Das Roussillon mit seinen Katharer-Burgen, die Vor-Pyrenäen und die 
Küsten um Argeles sur Mer mit ihren berühmten Touristen-Magneten
wurden mir wie eine zweite Heimat.
Hier genieße ich das südliche Leben, spanne aus bei
donnernder Meeresbrandung oder bei stillem Wasserspiegel,
wenn ich etwa dem Sonnenaufgang entgegenschwimme.

Dem uralten „Menschen“ von Tautavel machte ich meine Aufwartung,
Pablo Picasso traf ich wieder einmal in Ceret.
Carcasson inspirierte mich, und, völlig in der Neuzeit,
hatte ich ein Picknick am Sonnenofen von Font-Romeu.
Ich badete im Tarn an steiler Schluchtenwand, stand beeindruckt
am  Pont d’Arc in der Ardeche-Schlucht
und besichtigte das grandiose Canyon von Verdon.

Deine Märkte, Frankreich, deine Brocantes überall,
auch das internationale Publikum,
geben ein permanentes Flair à la Parfüm aus Grasse
oder besser: aus dem Duft des mediteranen Früchtemeers.

Einen Wermutstropfen muss ich vergießen: Der blutige Stierkampf in Arles hat mich am Verstand der Menschen besonders berührt zweifeln lassen.
Aber sogar deine Widersprüchlichkeiten, Frankreich, mindern nicht deine Attraktivität.

Ich habe dich, du solltest nachsichtig sein,
einfach in Gedanken vereinnahmt.
Wenn mir in Deutschland Ungereimtheiten aufstoßen,
blicke ich auf dich, finde aber keineswegs geeignete Antworten,
denn in dir erkenne ich nicht nur „leben wie Gott“,
sondern viel Zwiespalt, denke ich an die Vorstädte, an
deinen Nationalismus, Militarismus und
manche esoterische Verirrung oder auch
an die exemplarische Dekadenz  an der Cote d’Azur.

Du bist mir wichtig als europäische Wurzel,
anders als Deutschland in seiner amerikanischen Vasallenschaft,
die von den meisten Deutschen und auch anderen Europäern
nicht vergegenwärtigt wird.
Mir scheint dein Weg durch die Geschichte etwas geradliniger als
die deutschen Irrfahrten zur Gegenwart,
aber was die kleinbürgerliche Identität betrifft,
gibt es wohl viele internationale Ähnlichkeiten und
im kosmonomischen Sinne Unzulänglichkeiten.

Dein Vorzug für mich:
Ich lebe nicht alltäglich in dir, sondern bin immer ein Reisender,
ein vagabundierender Wohnwagenfahrer,
der die unkomplizierten Kontakte zu allen möglichen Menschen schätzt,
der sich aber, bis auf wenige Ausnahmen, auch der gewissen
Unverbindlichkeit im jederzeit einhaltbaren Abstand erfreut.

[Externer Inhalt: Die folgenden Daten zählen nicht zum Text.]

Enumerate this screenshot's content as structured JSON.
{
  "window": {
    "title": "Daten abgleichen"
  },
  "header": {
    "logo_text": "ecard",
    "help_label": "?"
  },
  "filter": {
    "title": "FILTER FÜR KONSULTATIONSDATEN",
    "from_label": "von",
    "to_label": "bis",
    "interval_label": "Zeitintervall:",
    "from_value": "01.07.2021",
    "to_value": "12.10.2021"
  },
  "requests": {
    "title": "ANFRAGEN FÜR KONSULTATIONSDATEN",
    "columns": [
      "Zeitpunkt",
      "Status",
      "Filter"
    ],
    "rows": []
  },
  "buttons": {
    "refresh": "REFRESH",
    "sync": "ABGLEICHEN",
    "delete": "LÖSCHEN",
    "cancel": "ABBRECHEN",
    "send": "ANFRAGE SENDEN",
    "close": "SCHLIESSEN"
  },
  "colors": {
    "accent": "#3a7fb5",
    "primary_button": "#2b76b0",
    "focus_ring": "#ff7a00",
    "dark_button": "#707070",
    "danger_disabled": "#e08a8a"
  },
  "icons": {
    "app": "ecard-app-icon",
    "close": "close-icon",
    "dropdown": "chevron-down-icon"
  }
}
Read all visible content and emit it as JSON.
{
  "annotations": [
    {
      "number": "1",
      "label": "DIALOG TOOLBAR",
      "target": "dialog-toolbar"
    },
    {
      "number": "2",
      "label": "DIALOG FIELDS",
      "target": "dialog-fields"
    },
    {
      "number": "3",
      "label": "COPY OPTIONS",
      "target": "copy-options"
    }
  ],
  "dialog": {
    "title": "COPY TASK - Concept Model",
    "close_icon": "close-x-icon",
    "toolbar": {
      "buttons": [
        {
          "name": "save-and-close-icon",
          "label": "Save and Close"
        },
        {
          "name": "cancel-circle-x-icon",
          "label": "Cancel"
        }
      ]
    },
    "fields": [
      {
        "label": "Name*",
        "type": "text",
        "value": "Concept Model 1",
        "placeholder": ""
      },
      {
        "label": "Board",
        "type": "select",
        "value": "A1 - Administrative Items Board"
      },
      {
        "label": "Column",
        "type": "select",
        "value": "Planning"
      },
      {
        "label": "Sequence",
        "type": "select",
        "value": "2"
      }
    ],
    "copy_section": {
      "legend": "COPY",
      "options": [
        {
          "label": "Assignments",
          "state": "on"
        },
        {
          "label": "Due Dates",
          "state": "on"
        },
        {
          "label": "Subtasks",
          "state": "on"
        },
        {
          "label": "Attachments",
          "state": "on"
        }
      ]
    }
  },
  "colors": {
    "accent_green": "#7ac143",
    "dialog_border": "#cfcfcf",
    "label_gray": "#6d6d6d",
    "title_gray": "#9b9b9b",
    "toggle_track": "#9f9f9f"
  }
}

Stets kehre ich gerne nach Deutschland zurück,
um mich bald erneut auf dich, Frankreich, einzulassen, und sei es
über den deutsch-französischen Fernsehkanal „arte“.

Nein, Frankreich,
ich bin nicht süchtig nach dir,
dazu sah ich viele andere Länder auch.

Ich sorge mich um eine ehrliche Werte-Identität.
Sie besteht nicht in Diktaturen, Oligarchien, Monarchien
und Gottesstaaten, sondern
in republikanischer Authentizität des Individuums,
deren bisher bescheidene, aber seriöse Leichtigkeit
deine Farben, Frankreich, besonders trägt.